“He had a son, hadn’t he?” asked Harry.

“He had, Sir. I never saw him, but they tell me he was a fine boy, and when he was only ten years old, got a broken arm fighting with a seal in one of the caves on the shore; and, what’s more, he didn’t like to own it, because the seal got away from him.”

“What became of him?”

“He was lost at sea, Sir. I believe he turned pirate or slaver himself, and it was no great matter what became of him. They were all unlucky men and women. No one ever heard of a Luttrell coming to good yet.”

“That’s a hard sentence.”

“You’d not think so, Sir, if you knew them; at least, so the men tell me about here. They liked the man that was here last well enough, but they said that nothing he could do would ever prosper.”

“And who owns it now?”

“Kitty O’Hara that was—Neal O’Hara’s daughter—he that was transported long ago—she’s now the mistress of the whole island, and her name—she took it by his will—is Luttrell—Luttrell of Arran!”

“Do the people like her?”

“Why wouldn’t they like her?
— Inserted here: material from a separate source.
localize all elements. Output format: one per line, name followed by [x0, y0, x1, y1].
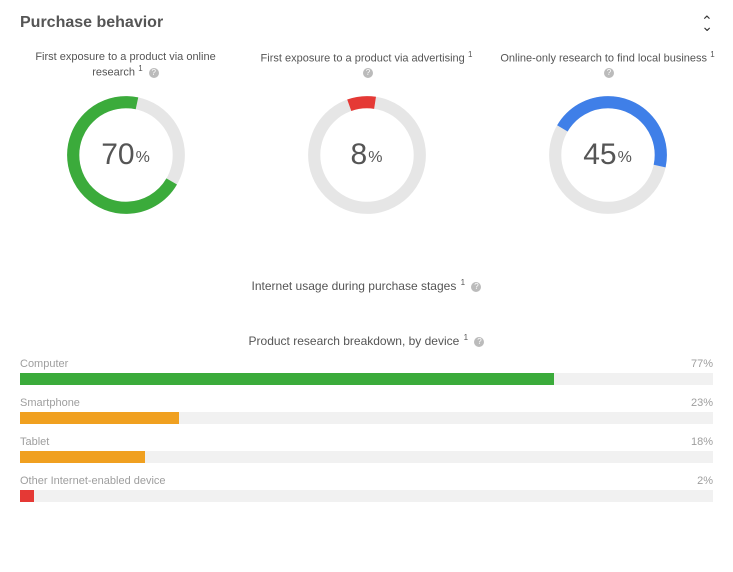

Isn’t she working and slaving for them all day long, nursing them at the hospital, visiting them in their cabins, teaching them in the school, getting them seed potatoes from Belmullet, and hasn’t she set up a store there on the shore, where they can buy pitch, and hemp, and sailcloth, and all kinds of cordage, for less than half what it costs at Castlebar?” “How has she money to do all this?”